Empöre ich mich selbst über das Verhalten des Anderen, sollte ich mir die Zeit nehmen, darüber nachzudenken, warum gerade dieses Thema mich aufregt. Häufig hilft es in seiner Vorstellung das Verhalten, das mich empört, selbst auszuprobieren und dabei auf die eigenen Gefühle zu achten. Bemerkt ein Therapeut eine ablehnende Haltung gegenüber Patientinnen und Patienten, sollte er sich fragen, was der Grund für die Ablehnung ist und inwieweit dieser Grund mehr mit seiner Person zu tun hat als mit der des Patienten.
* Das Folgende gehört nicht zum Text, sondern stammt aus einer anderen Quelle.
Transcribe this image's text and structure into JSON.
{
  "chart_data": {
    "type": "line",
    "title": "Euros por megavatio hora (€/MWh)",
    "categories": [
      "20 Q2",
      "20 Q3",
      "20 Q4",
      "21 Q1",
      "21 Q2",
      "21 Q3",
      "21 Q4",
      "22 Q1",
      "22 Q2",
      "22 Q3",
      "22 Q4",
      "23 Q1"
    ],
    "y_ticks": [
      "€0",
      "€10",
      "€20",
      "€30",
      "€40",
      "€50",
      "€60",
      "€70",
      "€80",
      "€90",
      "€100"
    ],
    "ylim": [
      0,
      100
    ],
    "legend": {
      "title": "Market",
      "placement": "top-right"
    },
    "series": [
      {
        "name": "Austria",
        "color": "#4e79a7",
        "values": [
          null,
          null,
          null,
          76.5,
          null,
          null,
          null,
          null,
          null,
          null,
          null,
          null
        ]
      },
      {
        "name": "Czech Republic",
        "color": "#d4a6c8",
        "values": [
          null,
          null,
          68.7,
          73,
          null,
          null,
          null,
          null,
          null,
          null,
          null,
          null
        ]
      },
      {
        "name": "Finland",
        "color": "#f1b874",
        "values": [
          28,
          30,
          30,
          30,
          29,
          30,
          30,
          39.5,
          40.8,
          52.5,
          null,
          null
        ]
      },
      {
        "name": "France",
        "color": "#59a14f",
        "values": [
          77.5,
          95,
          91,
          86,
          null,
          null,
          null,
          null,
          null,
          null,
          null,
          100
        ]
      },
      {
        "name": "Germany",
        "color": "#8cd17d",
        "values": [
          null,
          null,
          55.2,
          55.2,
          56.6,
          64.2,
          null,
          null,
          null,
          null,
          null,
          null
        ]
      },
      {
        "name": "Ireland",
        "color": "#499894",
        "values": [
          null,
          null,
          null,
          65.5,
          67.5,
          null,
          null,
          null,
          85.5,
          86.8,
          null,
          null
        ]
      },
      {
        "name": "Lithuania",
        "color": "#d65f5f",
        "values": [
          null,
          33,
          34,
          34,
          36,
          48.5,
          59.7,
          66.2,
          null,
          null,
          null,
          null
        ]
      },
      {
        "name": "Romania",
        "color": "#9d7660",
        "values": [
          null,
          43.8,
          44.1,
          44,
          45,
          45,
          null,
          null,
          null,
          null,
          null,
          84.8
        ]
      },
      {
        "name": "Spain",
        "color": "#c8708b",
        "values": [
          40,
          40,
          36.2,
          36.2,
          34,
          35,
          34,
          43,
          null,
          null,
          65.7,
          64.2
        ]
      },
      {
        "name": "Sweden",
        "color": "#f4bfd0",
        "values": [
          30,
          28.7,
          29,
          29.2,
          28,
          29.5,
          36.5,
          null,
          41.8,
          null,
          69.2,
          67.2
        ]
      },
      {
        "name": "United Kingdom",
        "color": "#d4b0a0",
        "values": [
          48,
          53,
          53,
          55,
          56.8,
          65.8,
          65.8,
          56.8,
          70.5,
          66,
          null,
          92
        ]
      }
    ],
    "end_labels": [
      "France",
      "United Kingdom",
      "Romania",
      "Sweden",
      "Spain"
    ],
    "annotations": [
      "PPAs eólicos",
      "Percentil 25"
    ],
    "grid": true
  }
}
Die Psychotherapie bzw. der "künstliche" Raum, der im gemeinsamen Kontakt zwischen PsychotherapeutIn oder HeilpraktikerIn und Patientinnen und Patienten geschaffen wird, ist ein geschützter Raum. Dort kann meiner Meinung nach jeder sein, wie er will, wenn er gleichzeitig bereit ist, die Konsequenzen für sein Handeln zu akzeptieren. Ich schreibe absichtlich "kann" und nicht "darf", da ich als Therapeut nicht die Erlaubnis geben will, wie der Einzelne sich in diesem geschützten Raum verhält. Auch wenn die Erlaubnis durch den Therapeuten von vielen oft gewünscht wird und manchmal auch notwendig ist, um den therapeutischen Prozess fortzuführen. Die Erfahrung, eigenverantwortlich zu handeln und die Reflexion dieses Handeln sind für mich wichtige Bestandteile einer psychotherapeutischen Begleitung. Würde ich meine Moralvorstellungen in die Psychotherapie und den Prozess der Patienten einfließen lassen, blockiere ich Prozesse. Gleiches gilt für Tabus, die aus moralischen Erwägungen existieren. Meine Moralvorstellungen und Tabus gehören nicht in die Psychotherapie.

Patientinnen und Patienten Halt in der Psychotherapie zu geben ist nicht von moralischen Leitlinien abhängig. Einsicht anstelle von mit Moral begründeten Regeln verändert Verhalten. Dabei hilft Transparenz und dass Wissen über meine Absichten. Transparenz löst Konflikte und vermeidet Eskalationen. Transparent im eigenen Handeln zu sein, setzt jedoch Ehrlichkeit zu mir selbst voraus und das ich die Motive meines Handelns reflektiere.

Oft schaffe ich es nicht, meine Bedürfnisse gegenüber dem Anderen durchsetzen, wenn ich offen über meine Absichten spreche. Leichter ist es, meine Bedürfnisse durch Lügen, Halbwahrheiten und Umdeutungen des Gesagtem zu befriedigen. Jeder hat seine Grenze, wann vor der eigenen Moral Verhalten noch akzeptabel ist und ab wann nicht mehr. Oft verschiebt sich die Grenze, wenn die eigene Moral die eigenen Absichten boykottiert. Allein das für sich zu erkennen, kann der positive Effekt einer Psychotherapie sein.